It's time to consider the great unmentionable

March 25, 2005

Entire universities should be allowed to fail and close for the greater good of the sector, says Paul Ormerod

Failure is the most fundamental feature of both biological systems and human social and economic organisations.

Of all the species that have ever existed, 99.99 per cent have failed in the most dramatic way. They are extinct.

In America, more than 10 per cent of all companies fail every year, with more than 10,000 closing every week.

Yet the existence of failure is one of the great unmentionables. And nowhere more so than in British higher education.

Superficially, the sector appears to be a success. Oxford and Cambridge universities have had a life span of more than 500 years each. More young people than ever are going to university. We are still able to boast of the occasional Nobel prizewinner.

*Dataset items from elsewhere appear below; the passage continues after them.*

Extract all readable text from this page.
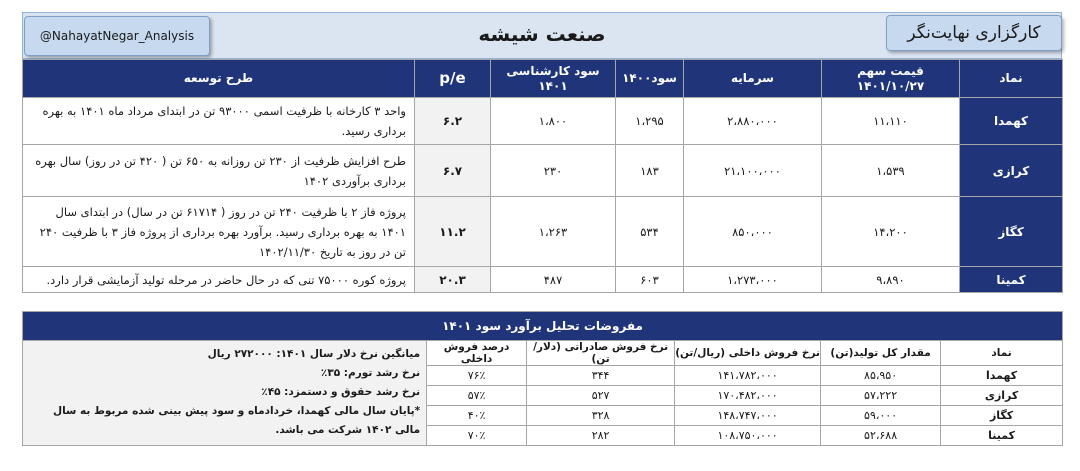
صنعت شیشه
@NahayatNegar_Analysis	کارگزاری نهایت‌نگر
نماد	قیمت سهم ۱۴۰۱/۱۰/۲۷	سرمایه	سود۱۴۰۰	سود کارشناسی ۱۴۰۱	p/e	طرح توسعه
کهمدا	۱۱،۱۱۰	۲،۸۸۰،۰۰۰	۱،۲۹۵	۱،۸۰۰	۶.۲	واحد ۳ کارخانه با ظرفیت اسمی ۹۳۰۰۰ تن در ابتدای مرداد ماه ۱۴۰۱ به بهره برداری رسید.
کرازی	۱،۵۳۹	۲۱،۱۰۰،۰۰۰	۱۸۳	۲۳۰	۶.۷	طرح افزایش ظرفیت از ۲۳۰ تن روزانه به ۶۵۰ تن ( ۴۲۰ تن در روز) سال بهره برداری برآوردی ۱۴۰۲
کگاز	۱۴،۲۰۰	۸۵۰،۰۰۰	۵۳۴	۱،۲۶۳	۱۱.۲	پروژه فاز ۲ با ظرفیت ۲۴۰ تن در روز ( ۶۱۷۱۴ تن در سال) در ابتدای سال ۱۴۰۱ به بهره برداری رسید. برآورد بهره برداری از پروژه فاز ۳ با ظرفیت ۲۴۰ تن در روز به تاریخ ۱۴۰۲/۱۱/۳۰
کمینا	۹،۸۹۰	۱،۲۷۳،۰۰۰	۶۰۳	۴۸۷	۲۰.۳	پروژه کوره ۷۵۰۰۰ تنی که در حال حاضر در مرحله تولید آزمایشی قرار دارد.
مفروضات تحلیل برآورد سود ۱۴۰۱					
نماد	مقدار کل تولید(تن)	نرخ فروش داخلی (ریال/تن)	نرخ فروش صادراتی (دلار/تن)	درصد فروش داخلی	میانگین نرخ دلار سال ۱۴۰۱: ۲۷۲۰۰۰ ریال
نرخ رشد تورم: ۳۵٪
نرخ رشد حقوق و دستمزد: ۴۵٪
*پایان سال مالی کهمدا، خردادماه و سود پیش بینی شده مربوط به سال مالی ۱۴۰۲ شرکت می باشد.

کهمدا	۸۵،۹۵۰	۱۴۱،۷۸۲،۰۰۰	۳۴۴	۷۶٪	
کرازی	۵۷،۲۲۲	۱۷۰،۴۸۲،۰۰۰	۵۲۷	۵۷٪	
کگاز	۵۹،۰۰۰	۱۴۸،۷۴۷،۰۰۰	۳۲۸	۴۰٪	
کمینا	۵۲،۶۸۸	۱۰۸،۷۵۰،۰۰۰	۲۸۲	۷۰٪	
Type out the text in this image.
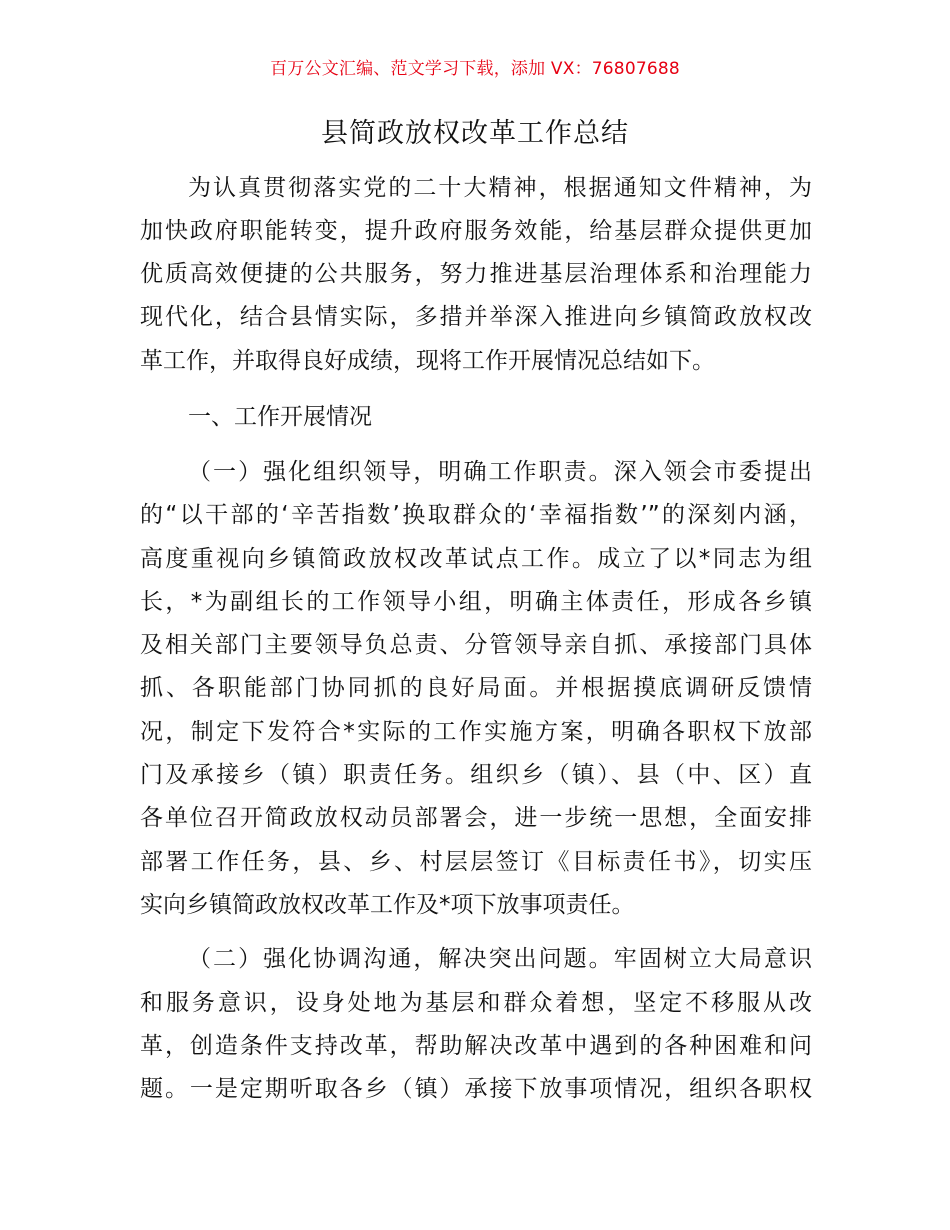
百万公文汇编、范文学习下载，添加 VX：76807688
县简政放权改革工作总结
为认真贯彻落实党的二十大精神，根据通知文件精神，为
加快政府职能转变，提升政府服务效能，给基层群众提供更加
优质高效便捷的公共服务，努力推进基层治理体系和治理能力
现代化，结合县情实际，多措并举深入推进向乡镇简政放权改
革工作，并取得良好成绩，现将工作开展情况总结如下。
一、工作开展情况
（一）强化组织领导，明确工作职责。深入领会市委提出
的“以干部的‘辛苦指数’换取群众的‘幸福指数’”的深刻内涵，
高度重视向乡镇简政放权改革试点工作。成立了以*同志为组
长，*为副组长的工作领导小组，明确主体责任，形成各乡镇
及相关部门主要领导负总责、分管领导亲自抓、承接部门具体
抓、各职能部门协同抓的良好局面。并根据摸底调研反馈情
况，制定下发符合*实际的工作实施方案，明确各职权下放部
门及承接乡（镇）职责任务。组织乡（镇）、县（中、区）直
各单位召开简政放权动员部署会，进一步统一思想，全面安排
部署工作任务，县、乡、村层层签订《目标责任书》，切实压
实向乡镇简政放权改革工作及*项下放事项责任。
（二）强化协调沟通，解决突出问题。牢固树立大局意识
和服务意识，设身处地为基层和群众着想，坚定不移服从改
革，创造条件支持改革，帮助解决改革中遇到的各种困难和问
题。一是定期听取各乡（镇）承接下放事项情况，组织各职权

But the sector is not immune to the iron law of failure. Thirty years ago, Oxbridge, the London School of Economics and the like competed on equal terms with Harvard University and Massachusetts Institute of Technology.

Not any more:US universities have dramatically pulled away, not just from Britain but from Europe as a whole.

A conventional explanation is that the Americans have more resources. But they had more resources 30 years ago, so this cannot be the main explanation.

Meanwhile, many graduates of the new universities are finding that their personal investments in time and money in their courses are not worth much in the jobs market. At the same time, students are seen as overqualified for less skilled jobs. The system is failing to provide them with the quality of degree that employers regard as adequate.

The higher education sector, under both Conservative and Labour governments, has been increasingly obliged to operate under a rigid framework. There are more targets and form-filling, more conformity to the research assessment exercise, and less scope for diversity and innovation by individuals, departments and universities.

It is as if the old, centrally planned Soviet Union had been a great success rather than a catastrophic failure, its structure to be admired and copied. No wonder morale is at an all-time low, and we are falling behind the Americans.

Better resources would undoubtedly help, whether from taxpayers, students or donations. But the capacity for centrally planned systems to absorb and waste both time and money should never be underestimated.

Mutations (innovations) are an inherent feature of successful biological systems. The same can be said of human social and economic organisations.

This not a plea for free markets as a panacea for all ills; far from it.

The state is bound to continue to play a major role. I and many others are happy to pay tax to support medieval historians.

Yet the real world is complex and uncertain. We cannot know the optimal strategy to follow. But we do know that the present centrally planned structure is failing.

Instead, we need imaginative and diverse strategies to discover what works, in just the same way as biological evolution does.

At present, the system insists that a degree from the University of Central Lancashire is the same as one from Cambridge. So both involve three years of study. Could not a new university experiment with a more limited two-year course, say? That would not devalue such a degree, as no one now believes they are the same anyway. Instead, it would recognise the difference explicitly.

Again, if some of the elite universities broke away from the present structure, the whole system might benefit as the amount of diversity increased.

Furthermore, not just individual departments but whole universities should be allowed to fail, to close down. This idea is simply beyond the mindset of many at present but is necessary for the health of the system. The resources freed up could be put to better use elsewhere.

The American economist Joseph Schumpeter, an antagonist of much conventional free market economic theory, wrote approvingly of "gales of creative destruction".

Successful systems, whether in biology or in human social and economic organisation, have structures that promote such exploration, diversity and innovation.

The process of selection and evolution enables us to discover strategies that work. And we need to accept the necessity for failure. It is failure that, paradoxically, is the breeding ground of success.

Paul Ormerod is director of Volterra Consulting. His book Why Most Things Fail is published by Faber and Faber on April 7, £12.99.